Dogs are often considered as man’s best friend, but they can also be a source of some illnesses that can affect humans. These are called zoonotic diseases, and they can be spread by direct or indirect contact with infected animals or their feces, saliva, urine, or blood. Some of the most common zoonotic diseases that can be transmitted by dogs are rabies, leptospirosis, salmonellosis, campylobacteriosis, and ringworm.
Rabies: A Deadly Virus That Affects the Brain
Rabies is a viral disease that affects the central nervous system of mammals, including humans and dogs. It is usually transmitted by the bite of an infected animal, but it can also be spread by scratches or contact with saliva or nervous tissue. Rabies causes fever, headache, anxiety, confusion, agitation, hallucinations, and difficulty swallowing. If left untreated, it can lead to paralysis, coma, and death.
The best way to prevent rabies is to vaccinate your dog regularly and avoid contact with stray or wild animals. If you or your dog are bitten by an animal that may have rabies, wash the wound thoroughly with soap and water and seek medical attention immediately. You may need to receive a series of shots to prevent the infection from spreading.

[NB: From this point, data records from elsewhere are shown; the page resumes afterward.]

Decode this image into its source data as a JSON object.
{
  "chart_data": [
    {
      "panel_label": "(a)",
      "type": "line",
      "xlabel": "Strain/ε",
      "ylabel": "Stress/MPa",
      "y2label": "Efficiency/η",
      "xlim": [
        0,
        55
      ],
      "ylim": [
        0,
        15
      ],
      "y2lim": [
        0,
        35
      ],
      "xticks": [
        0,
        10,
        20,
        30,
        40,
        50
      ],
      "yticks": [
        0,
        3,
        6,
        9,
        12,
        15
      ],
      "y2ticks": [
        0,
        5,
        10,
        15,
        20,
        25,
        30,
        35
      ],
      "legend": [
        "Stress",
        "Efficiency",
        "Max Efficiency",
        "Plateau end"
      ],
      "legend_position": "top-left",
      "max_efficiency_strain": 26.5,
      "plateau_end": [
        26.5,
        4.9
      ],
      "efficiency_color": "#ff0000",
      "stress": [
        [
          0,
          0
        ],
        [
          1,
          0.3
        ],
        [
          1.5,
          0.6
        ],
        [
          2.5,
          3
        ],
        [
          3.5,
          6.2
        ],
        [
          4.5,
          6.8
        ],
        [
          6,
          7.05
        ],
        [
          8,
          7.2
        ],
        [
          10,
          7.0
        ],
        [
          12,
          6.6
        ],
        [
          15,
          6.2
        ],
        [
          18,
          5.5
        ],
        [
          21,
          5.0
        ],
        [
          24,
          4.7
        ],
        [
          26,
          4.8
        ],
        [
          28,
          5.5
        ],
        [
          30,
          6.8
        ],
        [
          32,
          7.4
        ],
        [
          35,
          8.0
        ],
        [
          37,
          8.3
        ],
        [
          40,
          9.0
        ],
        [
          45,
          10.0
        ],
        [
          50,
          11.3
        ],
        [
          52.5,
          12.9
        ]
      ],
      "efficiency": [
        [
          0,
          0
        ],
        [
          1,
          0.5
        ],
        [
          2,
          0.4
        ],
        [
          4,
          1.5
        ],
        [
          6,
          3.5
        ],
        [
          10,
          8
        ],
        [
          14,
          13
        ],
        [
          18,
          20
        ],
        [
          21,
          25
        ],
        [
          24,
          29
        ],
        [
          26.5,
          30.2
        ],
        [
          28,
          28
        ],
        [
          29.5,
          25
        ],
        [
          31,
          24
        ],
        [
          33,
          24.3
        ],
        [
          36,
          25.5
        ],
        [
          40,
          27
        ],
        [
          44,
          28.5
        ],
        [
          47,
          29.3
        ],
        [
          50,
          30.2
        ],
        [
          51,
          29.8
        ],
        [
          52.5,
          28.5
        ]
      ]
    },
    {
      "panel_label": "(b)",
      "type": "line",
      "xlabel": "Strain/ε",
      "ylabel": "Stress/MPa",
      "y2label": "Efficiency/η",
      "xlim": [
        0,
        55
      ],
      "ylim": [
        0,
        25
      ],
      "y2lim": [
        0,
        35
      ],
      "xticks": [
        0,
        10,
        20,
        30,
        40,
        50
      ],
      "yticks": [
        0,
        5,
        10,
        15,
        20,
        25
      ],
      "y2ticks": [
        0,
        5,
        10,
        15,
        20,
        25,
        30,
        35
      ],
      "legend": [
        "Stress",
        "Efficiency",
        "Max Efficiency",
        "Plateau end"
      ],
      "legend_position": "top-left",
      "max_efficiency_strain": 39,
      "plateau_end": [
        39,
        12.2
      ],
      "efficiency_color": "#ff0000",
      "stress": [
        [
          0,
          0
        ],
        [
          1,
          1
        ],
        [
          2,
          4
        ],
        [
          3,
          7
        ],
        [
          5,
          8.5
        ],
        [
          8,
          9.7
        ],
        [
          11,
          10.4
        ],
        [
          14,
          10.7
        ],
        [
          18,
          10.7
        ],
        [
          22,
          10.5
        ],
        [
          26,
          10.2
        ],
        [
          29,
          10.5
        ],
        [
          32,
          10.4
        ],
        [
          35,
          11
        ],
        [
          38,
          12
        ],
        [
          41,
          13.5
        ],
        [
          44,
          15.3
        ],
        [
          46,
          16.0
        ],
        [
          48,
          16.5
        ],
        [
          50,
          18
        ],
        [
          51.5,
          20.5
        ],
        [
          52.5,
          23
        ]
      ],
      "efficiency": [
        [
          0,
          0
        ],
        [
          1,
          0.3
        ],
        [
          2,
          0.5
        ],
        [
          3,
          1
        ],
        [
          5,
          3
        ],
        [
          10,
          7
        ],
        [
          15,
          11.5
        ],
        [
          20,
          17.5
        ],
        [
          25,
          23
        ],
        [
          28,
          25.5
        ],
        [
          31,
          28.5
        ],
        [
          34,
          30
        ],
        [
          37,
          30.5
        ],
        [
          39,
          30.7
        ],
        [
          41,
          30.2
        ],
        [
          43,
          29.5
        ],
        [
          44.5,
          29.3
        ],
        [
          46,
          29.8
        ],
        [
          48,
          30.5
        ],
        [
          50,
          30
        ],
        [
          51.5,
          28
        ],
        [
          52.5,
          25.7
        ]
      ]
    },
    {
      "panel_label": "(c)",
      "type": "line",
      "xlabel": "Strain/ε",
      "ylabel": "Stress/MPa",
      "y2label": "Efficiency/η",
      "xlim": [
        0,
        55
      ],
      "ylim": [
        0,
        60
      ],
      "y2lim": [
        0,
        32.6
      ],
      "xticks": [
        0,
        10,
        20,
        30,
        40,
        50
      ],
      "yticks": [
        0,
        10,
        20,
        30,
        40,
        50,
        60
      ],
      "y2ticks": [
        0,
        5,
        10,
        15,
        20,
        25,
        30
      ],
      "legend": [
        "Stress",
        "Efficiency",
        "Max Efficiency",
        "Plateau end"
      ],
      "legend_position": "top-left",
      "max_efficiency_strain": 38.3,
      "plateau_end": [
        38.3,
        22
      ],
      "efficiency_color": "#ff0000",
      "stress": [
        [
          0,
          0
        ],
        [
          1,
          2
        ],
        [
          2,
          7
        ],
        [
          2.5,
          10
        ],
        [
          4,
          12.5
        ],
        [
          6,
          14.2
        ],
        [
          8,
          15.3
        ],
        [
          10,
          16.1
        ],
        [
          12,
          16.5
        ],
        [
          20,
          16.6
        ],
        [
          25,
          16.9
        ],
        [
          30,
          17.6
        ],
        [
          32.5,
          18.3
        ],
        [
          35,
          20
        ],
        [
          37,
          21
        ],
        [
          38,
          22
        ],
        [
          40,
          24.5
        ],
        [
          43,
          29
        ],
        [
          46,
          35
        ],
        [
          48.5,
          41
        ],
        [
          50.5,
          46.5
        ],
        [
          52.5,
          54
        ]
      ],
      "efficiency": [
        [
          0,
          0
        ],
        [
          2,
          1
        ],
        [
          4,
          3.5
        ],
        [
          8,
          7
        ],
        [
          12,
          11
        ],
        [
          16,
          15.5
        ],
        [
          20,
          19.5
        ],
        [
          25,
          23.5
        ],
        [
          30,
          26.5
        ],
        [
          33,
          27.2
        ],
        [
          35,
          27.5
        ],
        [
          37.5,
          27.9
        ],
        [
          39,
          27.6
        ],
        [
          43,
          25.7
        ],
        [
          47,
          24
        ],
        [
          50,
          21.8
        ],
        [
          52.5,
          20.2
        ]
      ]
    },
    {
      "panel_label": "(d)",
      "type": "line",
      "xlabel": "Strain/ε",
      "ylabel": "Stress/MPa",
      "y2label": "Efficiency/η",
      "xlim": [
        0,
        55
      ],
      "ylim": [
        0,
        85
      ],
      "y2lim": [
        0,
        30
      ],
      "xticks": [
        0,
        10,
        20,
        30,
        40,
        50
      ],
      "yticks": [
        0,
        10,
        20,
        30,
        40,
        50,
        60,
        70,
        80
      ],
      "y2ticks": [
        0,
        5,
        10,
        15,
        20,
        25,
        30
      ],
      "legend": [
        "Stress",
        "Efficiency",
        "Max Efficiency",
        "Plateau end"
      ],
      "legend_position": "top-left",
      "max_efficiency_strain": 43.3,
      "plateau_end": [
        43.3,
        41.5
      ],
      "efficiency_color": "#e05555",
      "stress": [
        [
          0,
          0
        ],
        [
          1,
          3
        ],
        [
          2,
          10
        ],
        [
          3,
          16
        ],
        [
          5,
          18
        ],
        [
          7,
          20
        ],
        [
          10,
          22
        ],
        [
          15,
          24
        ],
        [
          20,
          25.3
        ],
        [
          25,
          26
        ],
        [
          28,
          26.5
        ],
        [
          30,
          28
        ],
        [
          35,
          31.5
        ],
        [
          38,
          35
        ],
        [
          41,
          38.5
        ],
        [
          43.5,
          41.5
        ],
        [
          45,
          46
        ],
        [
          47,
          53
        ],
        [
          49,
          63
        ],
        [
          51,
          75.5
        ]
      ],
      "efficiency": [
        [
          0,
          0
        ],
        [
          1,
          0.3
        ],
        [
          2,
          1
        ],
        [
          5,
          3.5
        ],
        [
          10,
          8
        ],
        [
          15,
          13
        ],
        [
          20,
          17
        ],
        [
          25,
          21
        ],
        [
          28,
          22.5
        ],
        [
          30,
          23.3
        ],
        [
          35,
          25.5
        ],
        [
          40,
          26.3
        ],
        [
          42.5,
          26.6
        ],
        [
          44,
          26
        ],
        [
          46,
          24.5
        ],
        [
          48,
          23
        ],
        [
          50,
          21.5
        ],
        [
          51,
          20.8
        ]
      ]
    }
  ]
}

Leptospirosis: A Bacterial Infection That Affects the Kidneys and Liver
Leptospirosis is a bacterial infection that can affect humans and animals, especially dogs. It is caused by bacteria called leptospira that are found in soil and water contaminated by animal urine. Leptospirosis can cause fever, headache, muscle pain, vomiting, diarrhea, jaundice, and kidney or liver failure.
The best way to prevent leptospirosis is to keep your dog away from stagnant water or areas where rodents or other animals may urinate. You should also vaccinate your dog against leptospirosis and wash your hands after handling your dog or its urine. If you or your dog develop symptoms of leptospirosis, see a doctor or a veterinarian as soon as possible. Antibiotics can treat the infection if started early.

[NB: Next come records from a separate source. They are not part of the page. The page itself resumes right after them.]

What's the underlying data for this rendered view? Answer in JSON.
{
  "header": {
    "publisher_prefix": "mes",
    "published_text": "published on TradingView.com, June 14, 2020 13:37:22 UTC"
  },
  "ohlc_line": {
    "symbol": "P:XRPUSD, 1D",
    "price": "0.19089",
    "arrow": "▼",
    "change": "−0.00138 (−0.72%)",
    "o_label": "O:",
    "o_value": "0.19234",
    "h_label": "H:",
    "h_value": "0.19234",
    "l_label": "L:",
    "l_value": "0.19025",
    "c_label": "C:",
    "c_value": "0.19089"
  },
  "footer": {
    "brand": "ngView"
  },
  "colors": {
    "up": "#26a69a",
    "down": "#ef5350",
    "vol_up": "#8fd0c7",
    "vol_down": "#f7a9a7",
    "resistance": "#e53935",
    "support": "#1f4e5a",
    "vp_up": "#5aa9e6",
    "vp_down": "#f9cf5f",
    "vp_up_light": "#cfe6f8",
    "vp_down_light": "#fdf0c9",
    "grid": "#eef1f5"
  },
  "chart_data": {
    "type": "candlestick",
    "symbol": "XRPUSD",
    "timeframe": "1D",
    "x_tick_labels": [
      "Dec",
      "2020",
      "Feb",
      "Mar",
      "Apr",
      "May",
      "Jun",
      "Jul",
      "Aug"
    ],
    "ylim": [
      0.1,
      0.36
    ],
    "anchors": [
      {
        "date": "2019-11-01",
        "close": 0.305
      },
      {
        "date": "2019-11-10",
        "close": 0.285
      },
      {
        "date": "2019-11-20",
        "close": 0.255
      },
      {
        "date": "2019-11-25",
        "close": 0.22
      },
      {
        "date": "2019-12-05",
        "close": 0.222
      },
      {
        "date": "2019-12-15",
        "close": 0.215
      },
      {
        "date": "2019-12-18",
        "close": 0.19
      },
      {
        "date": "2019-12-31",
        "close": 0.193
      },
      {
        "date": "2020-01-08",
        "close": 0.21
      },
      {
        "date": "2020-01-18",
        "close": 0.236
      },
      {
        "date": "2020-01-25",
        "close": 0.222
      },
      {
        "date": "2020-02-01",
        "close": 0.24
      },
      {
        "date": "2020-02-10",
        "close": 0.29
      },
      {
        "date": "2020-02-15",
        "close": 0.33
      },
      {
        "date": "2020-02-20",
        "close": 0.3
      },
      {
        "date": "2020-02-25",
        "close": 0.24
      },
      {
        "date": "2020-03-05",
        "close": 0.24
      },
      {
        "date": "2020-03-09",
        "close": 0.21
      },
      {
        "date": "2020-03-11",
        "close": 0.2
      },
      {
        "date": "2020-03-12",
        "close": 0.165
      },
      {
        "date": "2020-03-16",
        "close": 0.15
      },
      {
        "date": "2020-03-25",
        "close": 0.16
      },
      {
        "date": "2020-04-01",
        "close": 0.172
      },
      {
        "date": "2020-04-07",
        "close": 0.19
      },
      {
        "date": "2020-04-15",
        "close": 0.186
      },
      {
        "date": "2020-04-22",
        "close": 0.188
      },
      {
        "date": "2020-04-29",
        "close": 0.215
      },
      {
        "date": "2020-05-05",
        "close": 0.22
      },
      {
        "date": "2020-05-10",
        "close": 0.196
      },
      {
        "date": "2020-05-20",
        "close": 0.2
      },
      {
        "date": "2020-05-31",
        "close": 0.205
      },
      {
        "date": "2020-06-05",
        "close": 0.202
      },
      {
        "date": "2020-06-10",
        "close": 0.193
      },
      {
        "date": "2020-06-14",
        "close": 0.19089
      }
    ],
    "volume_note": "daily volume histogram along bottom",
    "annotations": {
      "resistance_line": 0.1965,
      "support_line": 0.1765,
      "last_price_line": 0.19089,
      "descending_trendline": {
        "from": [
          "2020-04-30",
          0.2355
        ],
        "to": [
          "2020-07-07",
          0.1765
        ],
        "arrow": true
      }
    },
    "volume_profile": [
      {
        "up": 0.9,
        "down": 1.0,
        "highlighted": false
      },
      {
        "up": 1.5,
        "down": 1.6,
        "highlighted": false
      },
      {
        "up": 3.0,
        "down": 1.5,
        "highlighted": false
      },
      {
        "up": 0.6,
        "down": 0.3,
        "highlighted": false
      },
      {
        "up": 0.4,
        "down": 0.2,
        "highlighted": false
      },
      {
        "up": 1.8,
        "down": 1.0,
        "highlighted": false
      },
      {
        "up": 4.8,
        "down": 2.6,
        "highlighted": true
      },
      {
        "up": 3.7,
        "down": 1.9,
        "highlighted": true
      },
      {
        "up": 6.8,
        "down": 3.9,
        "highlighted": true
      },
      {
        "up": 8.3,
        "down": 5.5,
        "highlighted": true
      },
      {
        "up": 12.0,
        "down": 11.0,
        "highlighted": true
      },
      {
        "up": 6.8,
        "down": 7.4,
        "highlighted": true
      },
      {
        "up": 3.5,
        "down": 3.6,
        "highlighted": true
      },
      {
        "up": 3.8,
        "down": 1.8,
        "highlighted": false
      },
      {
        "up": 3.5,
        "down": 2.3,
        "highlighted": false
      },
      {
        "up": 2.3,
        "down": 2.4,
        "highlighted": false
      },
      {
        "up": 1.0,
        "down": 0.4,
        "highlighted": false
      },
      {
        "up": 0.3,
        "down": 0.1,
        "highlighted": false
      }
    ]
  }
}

Salmonellosis: A Foodborne Illness That Causes Diarrhea
Salmonellosis is a foodborne illness that can affect humans and animals, including dogs. It is caused by bacteria called salmonella that are found in raw or undercooked meat, eggs, poultry, dairy products, or contaminated fruits and vegetables. Salmonellosis can cause diarrhea, fever, abdominal cramps, nausea, vomiting, and dehydration.
The best way to prevent salmonellosis is to cook food thoroughly and wash fruits and vegetables before eating them. You should also avoid feeding your dog raw or undercooked meat or eggs, or giving them bones that may splinter and damage their intestines. If you or your dog develop symptoms of salmonellosis, drink plenty of fluids and seek medical attention if the symptoms are severe or last more than three days.

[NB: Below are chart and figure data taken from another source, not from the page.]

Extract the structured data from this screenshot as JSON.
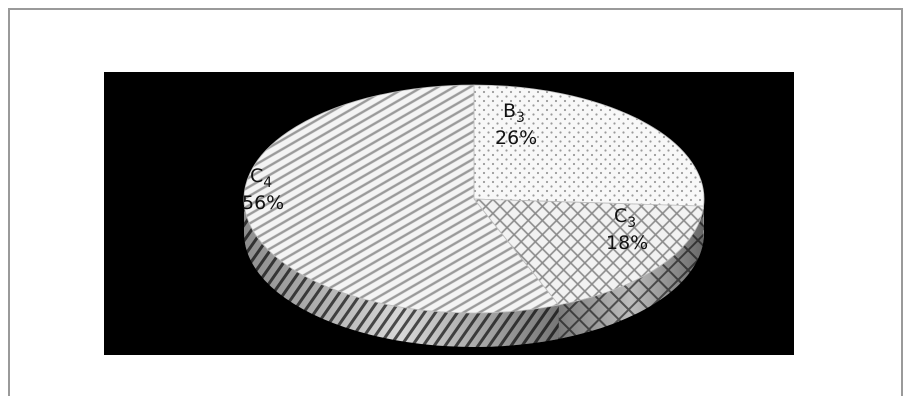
{
  "chart_data": {
    "type": "pie",
    "title": "",
    "slices": [
      {
        "id": "b3",
        "name": "B",
        "sub": "3",
        "value": 26,
        "pct_label": "26%"
      },
      {
        "id": "c3",
        "name": "C",
        "sub": "3",
        "value": 18,
        "pct_label": "18%"
      },
      {
        "id": "c4",
        "name": "C",
        "sub": "4",
        "value": 56,
        "pct_label": "56%"
      }
    ],
    "style": "3d-tilted",
    "background_color": "#000000"
  }
}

Campylobacteriosis: A Common Cause of Diarrhea in Dogs
Campylobacteriosis is a bacterial infection that can affect humans and animals, especially dogs. It is caused by bacteria called campylobacter that are found in the intestines of many animals, including poultry, cattle, pigs, sheep, and dogs. Campylobacteriosis can cause diarrhea, fever, abdominal pain, nausea, vomiting, and bloody stools.
The best way to prevent campylobacteriosis is to practice good hygiene and sanitation. You should wash your hands after handling your dog or its feces, and clean any surfaces or objects that may have come in contact with them. You should also avoid feeding your dog raw or undercooked poultry or meat, or giving them unpasteurized milk or dairy products. If you or your dog develop symptoms of campylobacteriosis, drink plenty of fluids and seek medical attention if the symptoms are severe or last more than a week.
Ringworm: A Fungal Infection That Causes Skin Lesions
Ringworm is a fungal infection that can affect humans and animals, including dogs. It is caused by fungi called dermatophytes that live on the skin, hair, or nails of infected animals or humans. Ringworm can cause circular patches of hair loss, scaling, redness, itching, and sometimes blisters on the skin.
The best way to prevent ringworm is to keep your dog groomed and clean. You should also avoid sharing grooming tools or bedding with other animals or humans that may have ringworm. If you or your dog develop symptoms of ringworm, see a doctor or a veterinarian for diagnosis and treatment. Antifungal medications can clear the infection in a few weeks.